Wie schon erwähnt, ist die eidesstattliche Versicherung auch -kurz eV genannt- der frühere Offenbarungseid.
Die eidesstattliche Versicherung wir dem Schuldner im Beisein des Gerichtsvollziehers abgenommen. Da der Gerichtsvollzieher tunlichst den Fragebogen fertigstellen möchte, erwartet er von Ihnen, dass Sie alle Fragen sofort beantworten.
Bei dem umfangreichen Fragen ist es nicht zwingend notwendig diese sofort zu beantworten.
Denn Ungenauigkeiten, vergessene Tatbestände oder gar falsche Angaben können strafrechtlich verfolgt werden.
Auch wird die Abgabe der eidesstattliche Versicherung in das Schuldnerverzeichnis eingetragen. Diese Eintragung wird nach 3 Jahren wieder gelöscht unabhängig davon, ob die Schuld bezahlt ist oder nicht. Auch wird diese Eintragung der Schufa mitgeteilt und die Schufa übernimmt diese Daten in Ihre Auskünfte.

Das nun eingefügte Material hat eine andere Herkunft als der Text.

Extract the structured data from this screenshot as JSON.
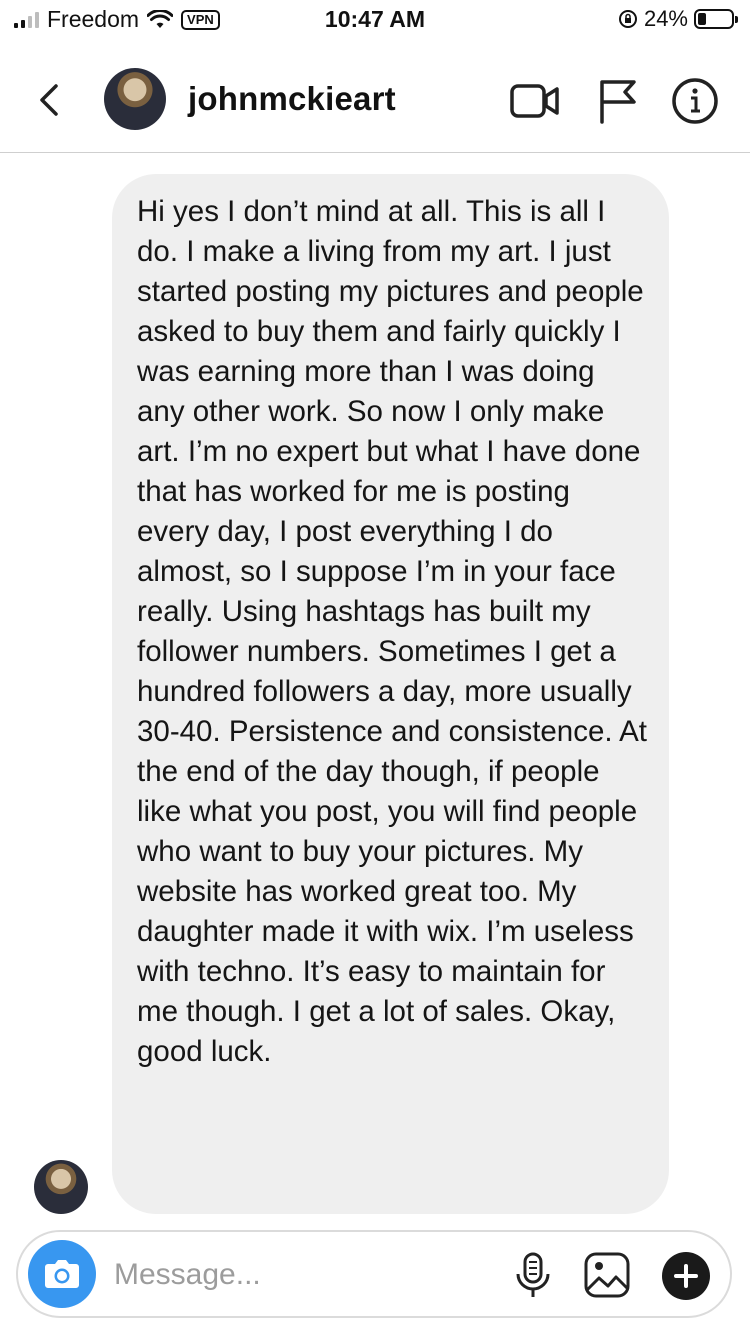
{
  "status_bar": {
    "carrier": "Freedom",
    "vpn_label": "VPN",
    "time": "10:47 AM",
    "battery_text": "24%",
    "battery_level": 0.24
  },
  "header": {
    "username": "johnmckieart",
    "icons": [
      "back-chevron",
      "video-camera",
      "flag",
      "info"
    ]
  },
  "conversation": {
    "message": "Hi yes I don’t mind at all. This is all I do. I make a living from my art. I just started posting my pictures and people asked to buy them and fairly quickly I was earning more than I was doing any other work. So now I only make art. I’m no expert but what I have done that has worked for me is posting every day, I post everything I do almost, so I suppose I’m in your face really. Using hashtags has built my follower numbers. Sometimes I get a hundred followers a day, more usually 30-40. Persistence and consistence. At the end of the day though, if people like what you post, you will find people who want to buy your pictures. My website has worked great too. My daughter made it with wix. I’m useless with techno. It’s easy to maintain for me though. I get a lot of sales. Okay, good luck."
  },
  "composer": {
    "placeholder": "Message...",
    "icons": [
      "camera",
      "microphone",
      "gallery",
      "plus"
    ]
  },
  "colors": {
    "accent_blue": "#3897f0",
    "bubble_gray": "#efefef",
    "border_gray": "#dbdbdb"
  }
}
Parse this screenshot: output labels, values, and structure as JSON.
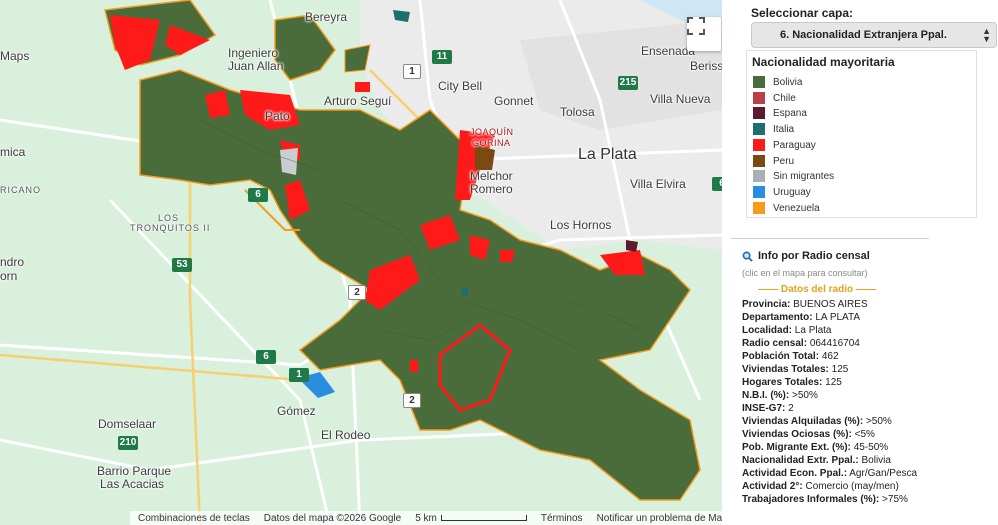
{
  "map": {
    "places": [
      {
        "name": "Bereyra"
      },
      {
        "name": "Ingeniero"
      },
      {
        "name": "Juan Allan"
      },
      {
        "name": "Ensenada"
      },
      {
        "name": "Berisso"
      },
      {
        "name": "City Bell"
      },
      {
        "name": "Gonnet"
      },
      {
        "name": "Tolosa"
      },
      {
        "name": "Villa Nueva"
      },
      {
        "name": "Arturo Seguí"
      },
      {
        "name": "La Plata"
      },
      {
        "name": "Villa Elvira"
      },
      {
        "name": "Los Hornos"
      },
      {
        "name": "Gómez"
      },
      {
        "name": "El Rodeo"
      },
      {
        "name": "Domselaar"
      },
      {
        "name": "Barrio Parque"
      },
      {
        "name": "Las Acacias"
      },
      {
        "name": "Pato"
      },
      {
        "name": "Melchor"
      },
      {
        "name": "Romero"
      },
      {
        "name": "JOAQUÍN"
      },
      {
        "name": "GORINA"
      },
      {
        "name": "LOS"
      },
      {
        "name": "TRONQUITOS II"
      },
      {
        "name": "mica"
      },
      {
        "name": "RICANO"
      },
      {
        "name": "Maps"
      },
      {
        "name": "ndro"
      },
      {
        "name": "orn"
      }
    ],
    "routes": [
      "6",
      "1",
      "2",
      "6",
      "53",
      "210",
      "11",
      "215",
      "6",
      "2",
      "1"
    ],
    "attribution": {
      "shortcuts": "Combinaciones de teclas",
      "data": "Datos del mapa ©2026 Google",
      "scale": "5 km",
      "terms": "Términos",
      "report": "Notificar un problema de Maps"
    }
  },
  "panel": {
    "select_label": "Seleccionar capa:",
    "select_value": "6. Nacionalidad Extranjera Ppal.",
    "legend_title": "Nacionalidad mayoritaria",
    "legend": [
      {
        "label": "Bolivia",
        "color": "#4a6b3a"
      },
      {
        "label": "Chile",
        "color": "#b94048"
      },
      {
        "label": "Espana",
        "color": "#5e1a2e"
      },
      {
        "label": "Italia",
        "color": "#1e6e6e"
      },
      {
        "label": "Paraguay",
        "color": "#ff1a1a"
      },
      {
        "label": "Peru",
        "color": "#7a4a12"
      },
      {
        "label": "Sin migrantes",
        "color": "#a8b0b6"
      },
      {
        "label": "Uruguay",
        "color": "#2a8ee0"
      },
      {
        "label": "Venezuela",
        "color": "#f59a1a"
      }
    ],
    "info_title": "Info por Radio censal",
    "info_sub": "(clic en el mapa para consultar)",
    "datos_title": "—— Datos del radio ——",
    "rows": [
      {
        "k": "Provincia:",
        "v": "BUENOS AIRES"
      },
      {
        "k": "Departamento:",
        "v": "LA PLATA"
      },
      {
        "k": "Localidad:",
        "v": "La Plata"
      },
      {
        "k": "Radio censal:",
        "v": "064416704"
      },
      {
        "k": "Población Total:",
        "v": "462"
      },
      {
        "k": "Viviendas Totales:",
        "v": "125"
      },
      {
        "k": "Hogares Totales:",
        "v": "125"
      },
      {
        "k": "N.B.I. (%):",
        "v": ">50%"
      },
      {
        "k": "INSE-G7:",
        "v": "2"
      },
      {
        "k": "Viviendas Alquiladas (%):",
        "v": ">50%"
      },
      {
        "k": "Viviendas Ociosas (%):",
        "v": "<5%"
      },
      {
        "k": "Pob. Migrante Ext. (%):",
        "v": "45-50%"
      },
      {
        "k": "Nacionalidad Extr. Ppal.:",
        "v": "Bolivia"
      },
      {
        "k": "Actividad Econ. Ppal.:",
        "v": "Agr/Gan/Pesca"
      },
      {
        "k": "Actividad 2°:",
        "v": "Comercio (may/men)"
      },
      {
        "k": "Trabajadores Informales (%):",
        "v": ">75%"
      }
    ],
    "colors": {
      "accent": "#e8a020"
    }
  }
}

Da die eidesstattliche Versicherung nur den Momentanzustand am Tage der Abgabe der eidesstattliche Versicherung bildet, müssen Sie die danach erworbenen Vermögenswert nicht erneut anmelden. So auch eine erneute Arbeitsaufnahme nicht. Der Gläubiger kann die eV alle 2 Jahre verlangen. Andere Gläubiger, die innerhalb der 2 Jahresfristen die Abgabe der eV verlangen, bekommen eine Abschrift der schon Abgegebenen eV.
Eine eidesstattliche Versicherung ist nicht das Ende der Welt, wie viele vielleicht meinen mögen, daher bringt es rein gar nichts sich der Sache zu entziehen oder herumzutricksen, was im übrigen nur zum Haftbefehl führen könnte.
Sicherlich kann Ihre Kreditwürdigkeit hierbei schon sehr stark leiden. Es kann sogar vorkommen, das bei einem Dispokredit die Bank auf Sie zukommt und den Dispo zurückfordert. Auch können andere Dienstleistungen Dritter Ihnen versagt werden, was aber auch unter Umständen bei einer eidesstattliche Versicherung für Sie dienlich sein kann.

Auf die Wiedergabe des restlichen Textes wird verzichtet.